Class-incremental learning (CIL) enables models to continuously learn new categories from sequential tasks without forgetting previously acquired knowledge. While recent advances in vision-language models such as CLIP have demonstrated strong generalization across domains, extending them to continual settings remains challenging. In particular, learning task-specific soft prompts for newly introduced classes often leads to severe classifier bias, as the text prototypes overfit to recent categories when prior data are unavailable. In this paper, we propose DMC, a simple yet effective two-stage framework for CLIP-based CIL that decouples the adaptation of the vision encoder and the optimization of textual soft prompts. Each stage is trained with the other frozen, allowing one modality to act as a stable semantic anchor for the other to preserve cross-modal alignment. Furthermore, current CLIP-based CIL approaches typically store class-wise Gaussian statistics for generative replay, yet they overlook the distributional drift that arises when the vision encoder is updated over time. To address this issue, we introduce DMC-OT, an enhanced version of DMC that incorporates an optimal-transport guided calibration strategy to align memory statistics across evolving encoders, along with a task-specific prompting design that enhances inter-task separability. Extensive experiments on CIFAR-100, Imagenet-R, CUB-200, and UCF-101 demonstrate that both DMC and DMC-OT achieve state-of-the-art performance, with DMC-OT further improving accuracy by an average of 1.80%.

Paper Structure

This paper contains 25 sections, 14 equations, 3 figures, 5 tables, 1 algorithm.

Figures (3)

  • Figure 1: Comparison between hard and soft prompts in CLIP-based class-incremental learning.

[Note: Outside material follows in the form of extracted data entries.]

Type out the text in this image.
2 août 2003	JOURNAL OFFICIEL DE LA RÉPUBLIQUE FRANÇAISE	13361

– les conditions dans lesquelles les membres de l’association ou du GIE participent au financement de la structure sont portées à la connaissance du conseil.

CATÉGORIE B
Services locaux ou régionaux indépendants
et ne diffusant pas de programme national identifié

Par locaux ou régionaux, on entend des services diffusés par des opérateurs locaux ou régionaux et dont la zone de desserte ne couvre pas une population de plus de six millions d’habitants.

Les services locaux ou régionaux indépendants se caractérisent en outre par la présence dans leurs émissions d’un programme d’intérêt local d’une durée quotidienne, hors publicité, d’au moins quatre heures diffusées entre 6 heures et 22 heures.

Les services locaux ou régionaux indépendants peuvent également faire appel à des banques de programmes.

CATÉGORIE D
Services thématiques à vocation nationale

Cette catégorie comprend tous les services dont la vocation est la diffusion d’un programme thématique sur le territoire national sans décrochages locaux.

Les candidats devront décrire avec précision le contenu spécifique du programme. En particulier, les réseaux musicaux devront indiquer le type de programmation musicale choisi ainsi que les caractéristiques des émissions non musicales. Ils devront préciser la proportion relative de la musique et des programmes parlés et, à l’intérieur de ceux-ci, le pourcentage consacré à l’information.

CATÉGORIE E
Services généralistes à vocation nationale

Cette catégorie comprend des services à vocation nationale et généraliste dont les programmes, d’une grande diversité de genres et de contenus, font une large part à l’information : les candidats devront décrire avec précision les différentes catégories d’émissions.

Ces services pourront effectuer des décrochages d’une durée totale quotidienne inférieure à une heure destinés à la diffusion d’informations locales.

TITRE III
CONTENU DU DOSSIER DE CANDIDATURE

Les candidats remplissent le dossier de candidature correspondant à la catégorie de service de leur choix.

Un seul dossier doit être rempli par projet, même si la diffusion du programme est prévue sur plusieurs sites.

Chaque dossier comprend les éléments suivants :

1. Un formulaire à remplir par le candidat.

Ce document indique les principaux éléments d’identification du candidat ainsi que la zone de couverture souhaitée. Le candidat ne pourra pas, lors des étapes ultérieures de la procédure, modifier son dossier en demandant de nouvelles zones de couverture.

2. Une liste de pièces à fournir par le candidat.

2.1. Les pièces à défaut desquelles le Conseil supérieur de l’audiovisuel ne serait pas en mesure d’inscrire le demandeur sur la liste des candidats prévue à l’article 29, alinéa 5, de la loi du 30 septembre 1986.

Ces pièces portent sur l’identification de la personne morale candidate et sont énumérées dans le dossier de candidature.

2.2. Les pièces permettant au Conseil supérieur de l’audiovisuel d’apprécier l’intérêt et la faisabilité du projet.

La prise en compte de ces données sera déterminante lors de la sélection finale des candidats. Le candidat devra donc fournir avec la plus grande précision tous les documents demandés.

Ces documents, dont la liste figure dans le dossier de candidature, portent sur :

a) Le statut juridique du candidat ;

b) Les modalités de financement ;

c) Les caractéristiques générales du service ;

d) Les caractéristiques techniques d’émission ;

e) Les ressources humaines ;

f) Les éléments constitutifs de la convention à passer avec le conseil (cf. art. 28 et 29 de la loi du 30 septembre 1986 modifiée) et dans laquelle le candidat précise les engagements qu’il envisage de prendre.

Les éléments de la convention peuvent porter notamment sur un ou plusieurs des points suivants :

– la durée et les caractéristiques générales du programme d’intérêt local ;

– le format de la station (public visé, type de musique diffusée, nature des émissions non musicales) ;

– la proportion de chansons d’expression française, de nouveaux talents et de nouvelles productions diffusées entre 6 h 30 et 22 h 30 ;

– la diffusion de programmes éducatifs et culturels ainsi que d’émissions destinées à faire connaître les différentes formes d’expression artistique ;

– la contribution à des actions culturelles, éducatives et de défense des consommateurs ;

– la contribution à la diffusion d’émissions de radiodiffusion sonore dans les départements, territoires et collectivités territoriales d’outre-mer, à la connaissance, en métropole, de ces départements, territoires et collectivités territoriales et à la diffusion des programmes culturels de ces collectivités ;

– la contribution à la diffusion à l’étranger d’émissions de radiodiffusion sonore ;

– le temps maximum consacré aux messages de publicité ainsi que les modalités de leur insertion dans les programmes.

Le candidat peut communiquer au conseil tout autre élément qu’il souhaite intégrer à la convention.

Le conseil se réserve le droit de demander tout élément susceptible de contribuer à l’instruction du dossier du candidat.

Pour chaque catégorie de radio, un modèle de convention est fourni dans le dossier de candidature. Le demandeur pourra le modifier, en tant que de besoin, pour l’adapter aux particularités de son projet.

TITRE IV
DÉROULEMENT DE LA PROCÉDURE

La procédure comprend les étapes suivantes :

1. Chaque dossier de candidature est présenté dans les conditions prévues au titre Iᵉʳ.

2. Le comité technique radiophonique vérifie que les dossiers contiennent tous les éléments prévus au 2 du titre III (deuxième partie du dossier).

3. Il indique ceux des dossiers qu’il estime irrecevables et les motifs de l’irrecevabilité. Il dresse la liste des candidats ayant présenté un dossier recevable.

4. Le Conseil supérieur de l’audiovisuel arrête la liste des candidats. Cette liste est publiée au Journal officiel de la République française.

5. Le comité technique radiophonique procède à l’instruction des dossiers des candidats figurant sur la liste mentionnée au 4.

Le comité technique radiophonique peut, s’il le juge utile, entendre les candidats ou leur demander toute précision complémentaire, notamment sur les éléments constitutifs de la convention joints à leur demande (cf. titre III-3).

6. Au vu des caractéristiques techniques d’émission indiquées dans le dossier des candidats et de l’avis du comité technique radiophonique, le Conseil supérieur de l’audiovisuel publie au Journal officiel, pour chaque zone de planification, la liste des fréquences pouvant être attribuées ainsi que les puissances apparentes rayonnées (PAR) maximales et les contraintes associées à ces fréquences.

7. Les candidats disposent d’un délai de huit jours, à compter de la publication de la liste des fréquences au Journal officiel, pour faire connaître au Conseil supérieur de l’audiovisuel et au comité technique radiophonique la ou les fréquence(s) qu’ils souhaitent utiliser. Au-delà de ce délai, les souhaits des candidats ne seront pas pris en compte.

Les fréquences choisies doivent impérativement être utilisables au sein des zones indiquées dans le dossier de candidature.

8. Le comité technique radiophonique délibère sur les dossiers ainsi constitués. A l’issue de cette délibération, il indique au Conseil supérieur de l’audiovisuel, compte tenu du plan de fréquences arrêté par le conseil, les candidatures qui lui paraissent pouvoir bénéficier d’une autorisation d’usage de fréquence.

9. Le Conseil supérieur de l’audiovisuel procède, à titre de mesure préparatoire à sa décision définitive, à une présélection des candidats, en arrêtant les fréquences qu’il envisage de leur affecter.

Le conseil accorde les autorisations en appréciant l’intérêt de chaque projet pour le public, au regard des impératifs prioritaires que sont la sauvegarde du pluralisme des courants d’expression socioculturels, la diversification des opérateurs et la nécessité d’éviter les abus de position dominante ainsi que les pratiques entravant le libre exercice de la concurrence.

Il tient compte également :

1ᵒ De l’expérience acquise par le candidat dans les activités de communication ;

Handcrafted hard prompts (top) offer stable but inflexible representations, leading to consistent yet limited adaptation. In contrast, soft prompts (bottom) are adaptive but biased toward newly introduced classes, causing severe performance degradation for earlier tasks.
  • Figure 2: Overview of the proposed DMC-OT training framework. (a) Image Encoder Adaptation: The image encoder is fine-tuned while freezing the text encoder with handcrafted hard prompts. This stage strengthens visual representations through the contrastive loss $\mathcal{L}_{\text{CLIP}}$. (b) Task-Augmented Soft Prompt Training: With the image encoder frozen, we train soft textual prompts via the cross-entropy loss $\mathcal{L}_{\text{CE}}$, combining class-specific and task-specific prompts through element-wise addition. The task-specific prompts are regularized by an orthogonality loss $\mathcal{L}_{\text{Ortho}}$ to ensure inter-task separability and feature diversity. During this stage, old calibrated class prototypes are modeled as multivariate Gaussians, from which features are sampled to implicitly replay past knowledge.
  • Figure 3: Hyperparameter sensitivity analysis.